In the cable-TV trunking application, operation in the 1310-nm window with suitable optical amplifiers would obviate the costs involved with conditioning a signal for low-distortion transmission at 1550 nm. But the combination of both windows may offer a smooth transition step from trunked am-vsb analog video to multiwavelength digital services for cable-TV multiple-system operators.

In this dual-window application, the analog signal can be carried in the 1310-nm window, for example, at 1319-nm where Nd:yag-based trunking lasers have been deployed. The other digital signals, which form the basis of the data services offered by cable companies, can be optically multiplexed in the 1550-nm window. The separation of the analog from the digital signals is important. At -3 to 0 dBm at the receiver, the standard analog signal is about 20 to 30 dB stronger than the typical digital signal. Passing all the digital and analog signals through the same amplifier would cause gain nonuniformity and possibly intolerable gain saturation-induced crosstalk.

There are also emerging applications that can benefit from the new 1310-nm amplifiers.

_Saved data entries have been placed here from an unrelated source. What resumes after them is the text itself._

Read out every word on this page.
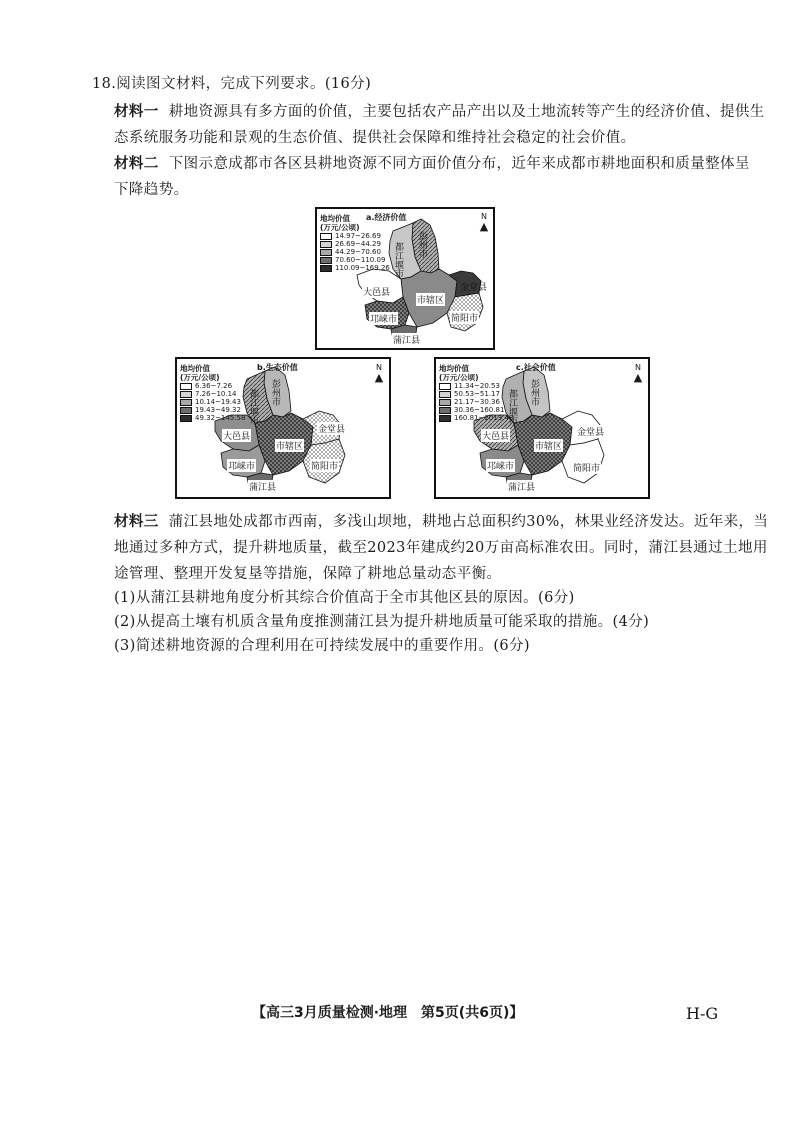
18.阅读图文材料，完成下列要求。(16分)
材料一 耕地资源具有多方面的价值，主要包括农产品产出以及土地流转等产生的经济价值、提供生
态系统服务功能和景观的生态价值、提供社会保障和维持社会稳定的社会价值。
材料二 下图示意成都市各区县耕地资源不同方面价值分布，近年来成都市耕地面积和质量整体呈
下降趋势。
a.经济价值
地均价值
(万元/公顷)
14.97~26.69
26.69~44.29
44.29~70.60
70.60~110.09
110.09~169.26
N
▲
都江堰市 彭州市
市辖区
金堂县
大邑县
邛崃市
蒲江县
简阳市
b.生态价值
地均价值
(万元/公顷)
6.36~7.26
7.26~10.14
10.14~19.43
19.43~49.32
49.32~145.58
N
▲
都江堰市 彭州市
市辖区
金堂县
大邑县
邛崃市
蒲江县
简阳市
c.社会价值
地均价值
(万元/公顷)
11.34~20.53
50.53~51.17
21.17~30.36
30.36~160.81
160.81~2013.48
N
▲
都江堰市 彭州市
市辖区
金堂县
大邑县
邛崃市
蒲江县
简阳市
材料三 蒲江县地处成都市西南，多浅山坝地，耕地占总面积约30%，林果业经济发达。近年来，当
地通过多种方式，提升耕地质量，截至2023年建成约20万亩高标准农田。同时，蒲江县通过土地用
途管理、整理开发复垦等措施，保障了耕地总量动态平衡。
(1)从蒲江县耕地角度分析其综合价值高于全市其他区县的原因。(6分)
(2)从提高土壤有机质含量角度推测蒲江县为提升耕地质量可能采取的措施。(4分)
(3)简述耕地资源的合理利用在可持续发展中的重要作用。(6分)
【高三3月质量检测·地理　第5页(共6页)】	H-G
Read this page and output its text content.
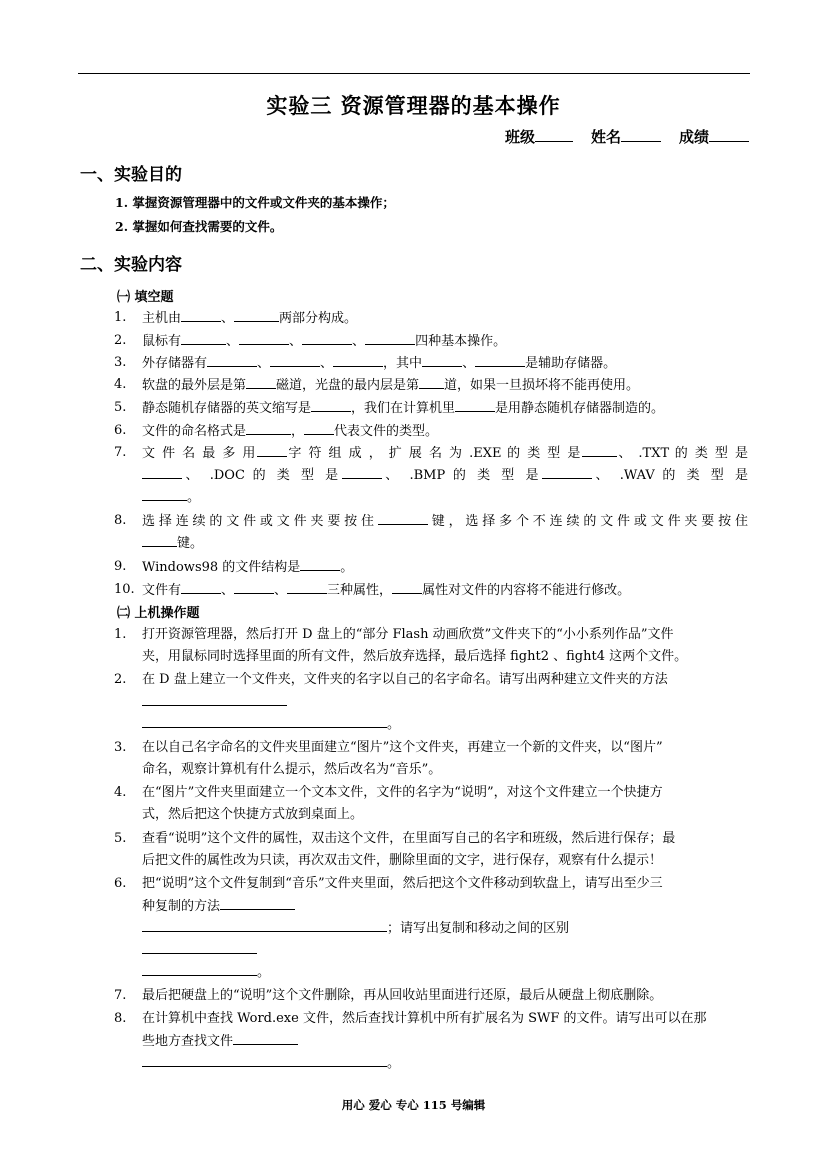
实验三 资源管理器的基本操作
班级	姓名	成绩
一、实验目的
1. 掌握资源管理器中的文件或文件夹的基本操作；
2. 掌握如何查找需要的文件。
二、实验内容
㈠ 填空题
1.	主机由	、	两部分构成。
2.	鼠标有	、	、	、	四种基本操作。
3.	外存储器有	、	、	，其中	、	是辅助存储器。
4.	软盘的最外层是第 磁道，光盘的最内层是第 道，如果一旦损坏将不能再使用。
5.	静态随机存储器的英文缩写是	，我们在计算机里	是用静态随机存储器制造的。
6.	文件的命名格式是	， 代表文件的类型。
7.	文 件 名 最 多 用 字 符 组 成 ， 扩 展 名 为 .EXE 的 类 型 是	、 .TXT 的 类 型 是
、 .DOC 的 类 型 是	、 .BMP 的 类 型 是	、 .WAV 的 类 型 是
。
8.	选择连续的文件或文件夹要按住	键，选择多个不连续的文件或文件夹要按住
键。
9.	Windows98 的文件结构是	。
10. 文件有	、	、	三种属性， 属性对文件的内容将不能进行修改。
㈡ 上机操作题
1.	打开资源管理器，然后打开 D 盘上的“部分 Flash 动画欣赏”文件夹下的“小小系列作品”文件
夹，用鼠标同时选择里面的所有文件，然后放弃选择，最后选择 fight2 、fight4 这两个文件。
2.	在 D 盘上建立一个文件夹，文件夹的名字以自己的名字命名。请写出两种建立文件夹的方法
。
3.	在以自己名字命名的文件夹里面建立“图片”这个文件夹，再建立一个新的文件夹，以“图片”
命名，观察计算机有什么提示，然后改名为“音乐”。
4.	在“图片”文件夹里面建立一个文本文件，文件的名字为“说明”，对这个文件建立一个快捷方
式，然后把这个快捷方式放到桌面上。
5.	查看“说明”这个文件的属性，双击这个文件，在里面写自己的名字和班级，然后进行保存；最
后把文件的属性改为只读，再次双击文件，删除里面的文字，进行保存，观察有什么提示！
6.	把“说明”这个文件复制到“音乐”文件夹里面，然后把这个文件移动到软盘上，请写出至少三
种复制的方法
；请写出复制和移动之间的区别
。
7.	最后把硬盘上的“说明”这个文件删除，再从回收站里面进行还原，最后从硬盘上彻底删除。
8.	在计算机中查找 Word.exe 文件，然后查找计算机中所有扩展名为 SWF 的文件。请写出可以在那
些地方查找文件
。
用心 爱心 专心 115 号编辑
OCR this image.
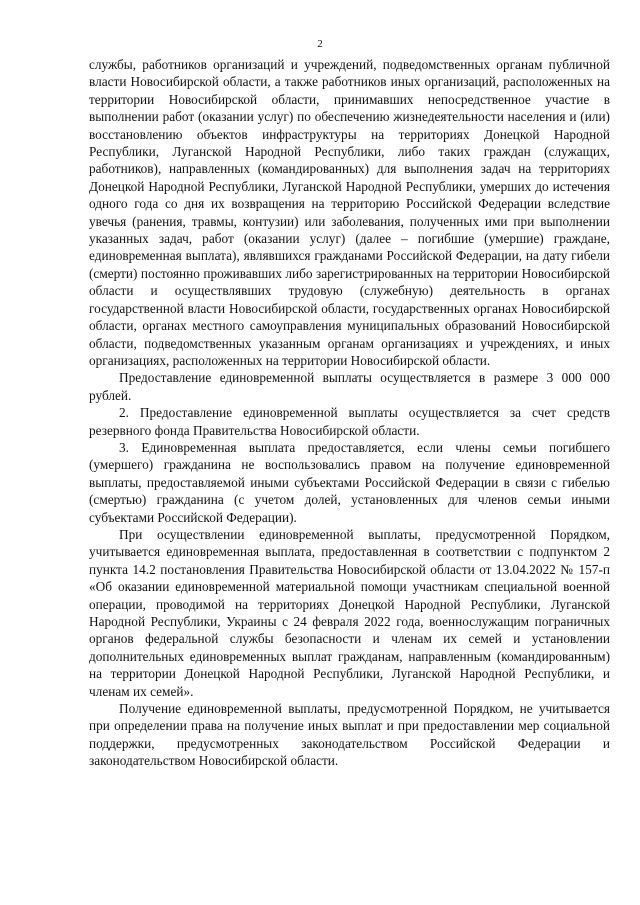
2

службы, работников организаций и учреждений, подведомственных органам публичной власти Новосибирской области, а также работников иных организаций, расположенных на территории Новосибирской области, принимавших непосредственное участие в выполнении работ (оказании услуг) по обеспечению жизнедеятельности населения и (или) восстановлению объектов инфраструктуры на территориях Донецкой Народной Республики, Луганской Народной Республики, либо таких граждан (служащих, работников), направленных (командированных) для выполнения задач на территориях Донецкой Народной Республики, Луганской Народной Республики, умерших до истечения одного года со дня их возвращения на территорию Российской Федерации вследствие увечья (ранения, травмы, контузии) или заболевания, полученных ими при выполнении указанных задач, работ (оказании услуг) (далее – погибшие (умершие) граждане, единовременная выплата), являвшихся гражданами Российской Федерации, на дату гибели (смерти) постоянно проживавших либо зарегистрированных на территории Новосибирской области и осуществлявших трудовую (служебную) деятельность в органах государственной власти Новосибирской области, государственных органах Новосибирской области, органах местного самоуправления муниципальных образований Новосибирской области, подведомственных указанным органам организациях и учреждениях, и иных организациях, расположенных на территории Новосибирской области.

Предоставление единовременной выплаты осуществляется в размере 3 000 000 рублей.

2. Предоставление единовременной выплаты осуществляется за счет средств резервного фонда Правительства Новосибирской области.

3. Единовременная выплата предоставляется, если члены семьи погибшего (умершего) гражданина не воспользовались правом на получение единовременной выплаты, предоставляемой иными субъектами Российской Федерации в связи с гибелью (смертью) гражданина (с учетом долей, установленных для членов семьи иными субъектами Российской Федерации).

При осуществлении единовременной выплаты, предусмотренной Порядком, учитывается единовременная выплата, предоставленная в соответствии с подпунктом 2 пункта 14.2 постановления Правительства Новосибирской области от 13.04.2022 № 157-п «Об оказании единовременной материальной помощи участникам специальной военной операции, проводимой на территориях Донецкой Народной Республики, Луганской Народной Республики, Украины с 24 февраля 2022 года, военнослужащим пограничных органов федеральной службы безопасности и членам их семей и установлении дополнительных единовременных выплат гражданам, направленным (командированным) на территории Донецкой Народной Республики, Луганской Народной Республики, и членам их семей».

Получение единовременной выплаты, предусмотренной Порядком, не учитывается при определении права на получение иных выплат и при предоставлении мер социальной поддержки, предусмотренных законодательством Российской Федерации и законодательством Новосибирской области.
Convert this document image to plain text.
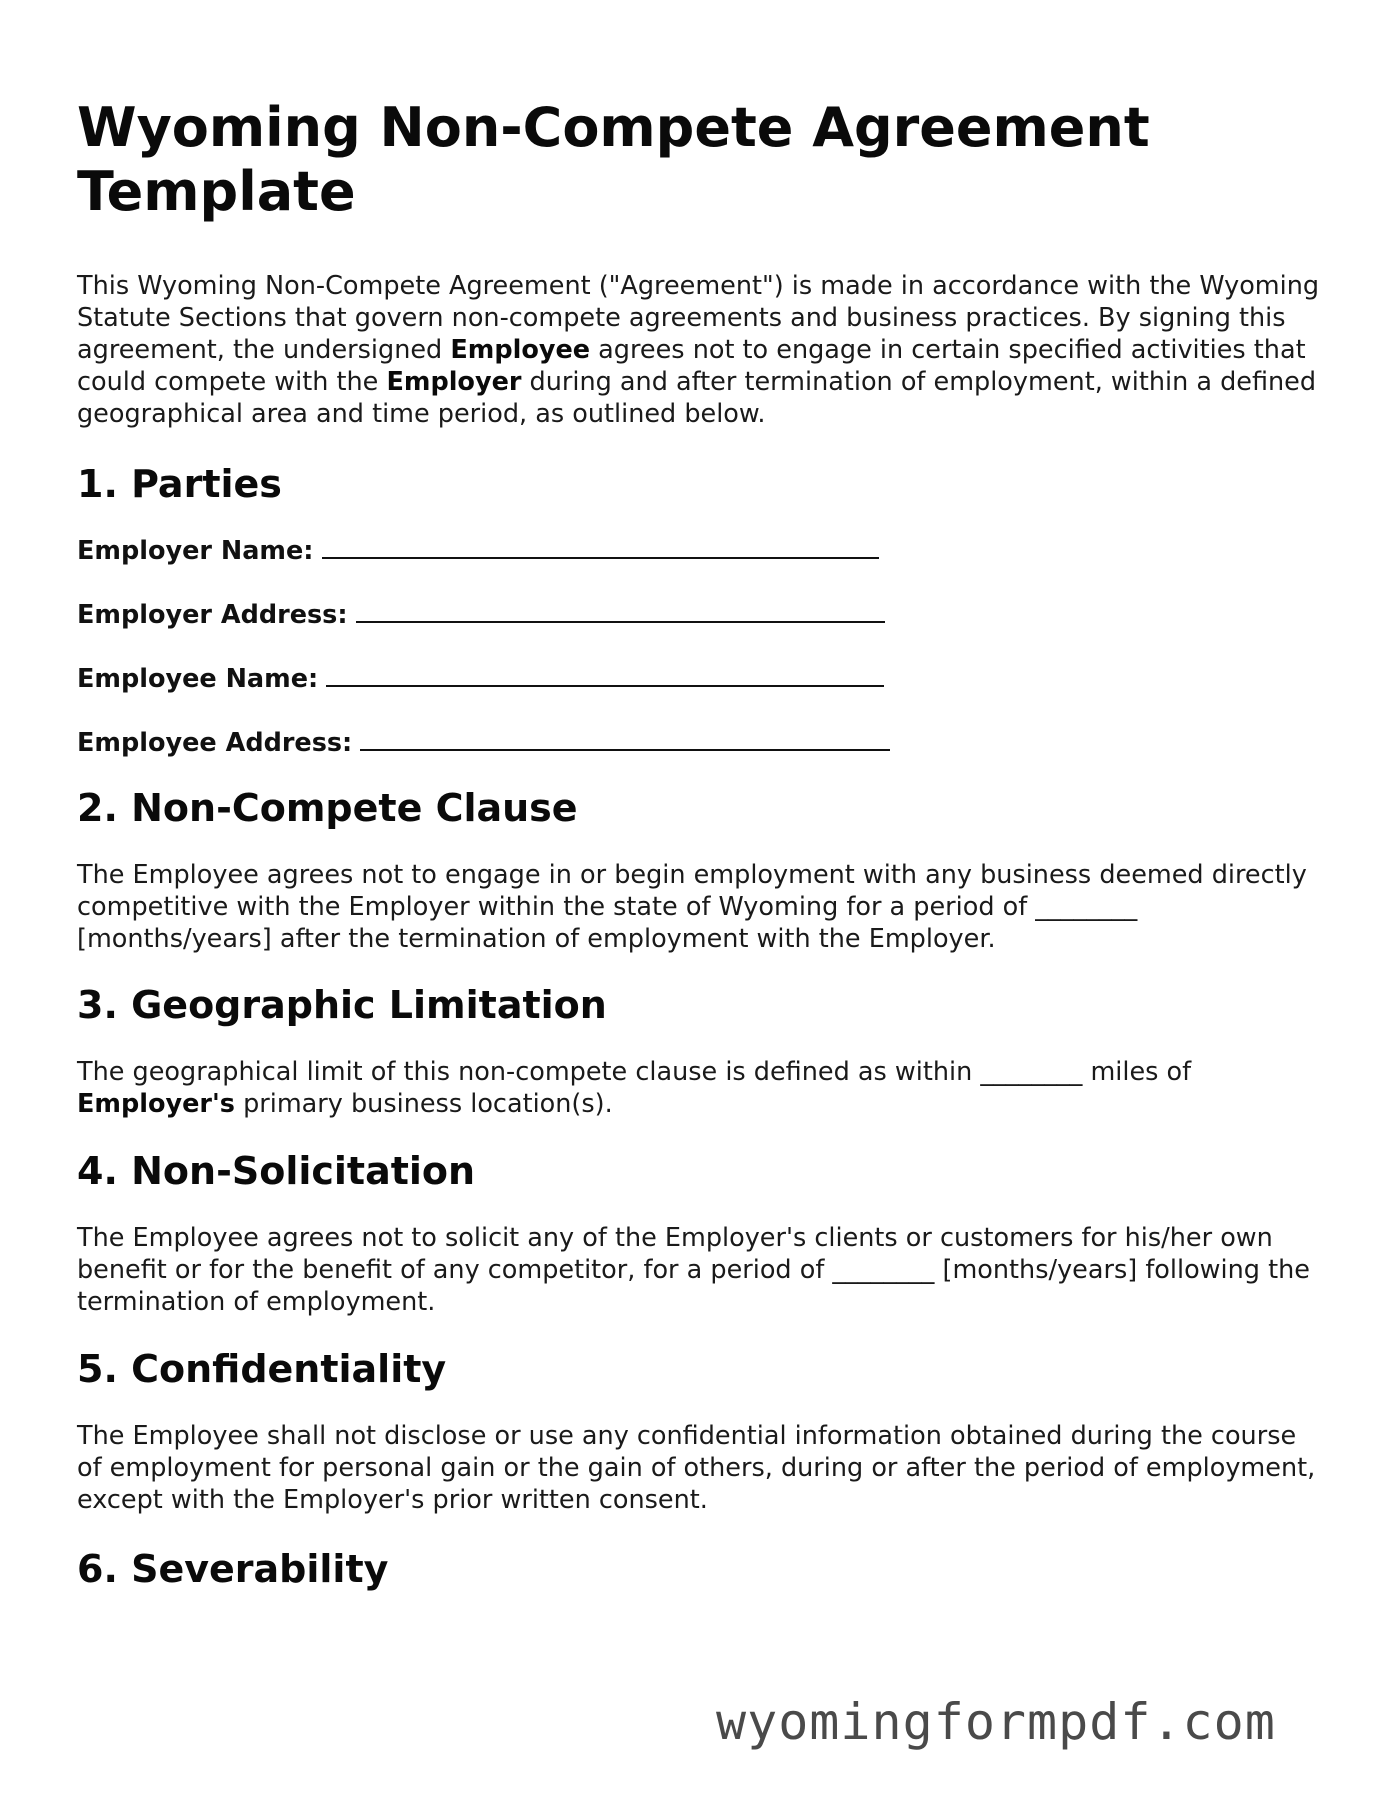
Wyoming Non-Compete Agreement Template

This Wyoming Non-Compete Agreement ("Agreement") is made in accordance with the Wyoming Statute Sections that govern non-compete agreements and business practices. By signing this agreement, the undersigned Employee agrees not to engage in certain specified activities that could compete with the Employer during and after termination of employment, within a defined geographical area and time period, as outlined below.

1. Parties
Employer Name:
Employer Address:
Employee Name:
Employee Address:
2. Non-Compete Clause

The Employee agrees not to engage in or begin employment with any business deemed directly competitive with the Employer within the state of Wyoming for a period of ________ [months/years] after the termination of employment with the Employer.

3. Geographic Limitation

The geographical limit of this non-compete clause is defined as within ________ miles of Employer's primary business location(s).

4. Non-Solicitation

The Employee agrees not to solicit any of the Employer's clients or customers for his/her own benefit or for the benefit of any competitor, for a period of ________ [months/years] following the termination of employment.

5. Confidentiality

The Employee shall not disclose or use any confidential information obtained during the course of employment for personal gain or the gain of others, during or after the period of employment, except with the Employer's prior written consent.

6. Severability
wyomingformpdf.com
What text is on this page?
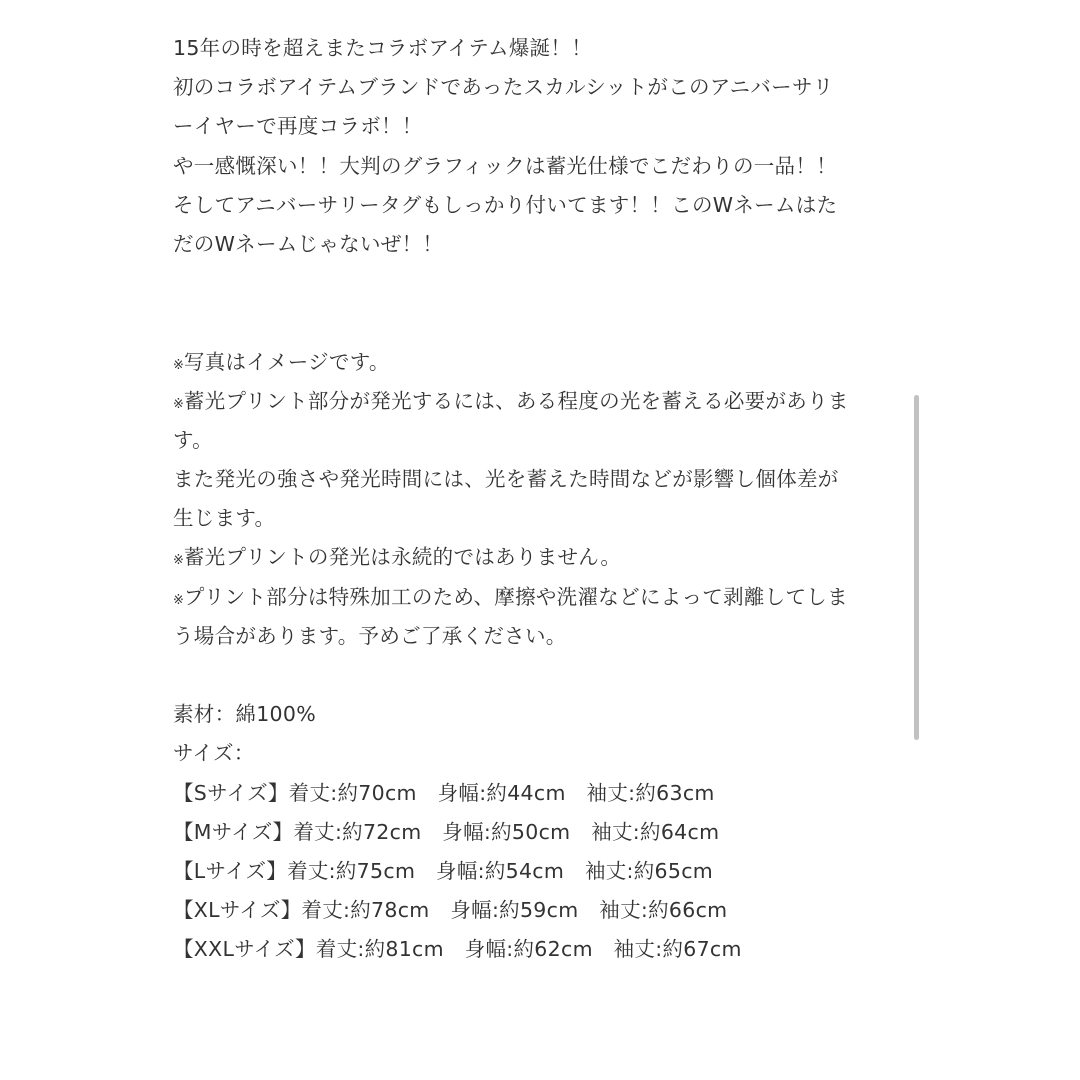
15年の時を超えまたコラボアイテム爆誕！！
初のコラボアイテムブランドであったスカルシットがこのアニバーサリ
ーイヤーで再度コラボ！！
や一感慨深い！！大判のグラフィックは蓄光仕様でこだわりの一品！！
そしてアニバーサリータグもしっかり付いてます！！このWネームはた
だのWネームじゃないぜ！！
※写真はイメージです。
※蓄光プリント部分が発光するには、ある程度の光を蓄える必要がありま
す。
また発光の強さや発光時間には、光を蓄えた時間などが影響し個体差が
生じます。
※蓄光プリントの発光は永続的ではありません。
※プリント部分は特殊加工のため、摩擦や洗濯などによって剥離してしま
う場合があります。予めご了承ください。
素材：綿100%
サイズ：
【Sサイズ】着丈:約70cm　身幅:約44cm　袖丈:約63cm
【Mサイズ】着丈:約72cm　身幅:約50cm　袖丈:約64cm
【Lサイズ】着丈:約75cm　身幅:約54cm　袖丈:約65cm
【XLサイズ】着丈:約78cm　身幅:約59cm　袖丈:約66cm
【XXLサイズ】着丈:約81cm　身幅:約62cm　袖丈:約67cm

For example, Gigabit Ethernet transmitters are available using Fabry-Perot lasers at 1310-nm, in accordance with the recently published ieee 802.3z standards. Using this new technology, gigabit metropolitan area optical networks may be configured using low-cost local area network-class equipment. And there is also the potential to use multiple channels in this window for higher data rates or to support multiple networks on the same fiber base.

Just as the edfa sparked new capabilities in optical networking, the emerging 1310-nm amplifiers promise to bring additional capacity and performance to fiber-optic systems, especially using the legacy fiber plant based on standard singlemode fiber. Instead of competing with 1550-nm systems, however, amplifier-enabled 1310-nm networks can provide complementary enhancements to existing applications and fulfill future needs for bandwidth and functionality. u

Michael Shimazu is marketing and business-development vice president at Molecular OptoElectronics Corp. (Watervliet, NY).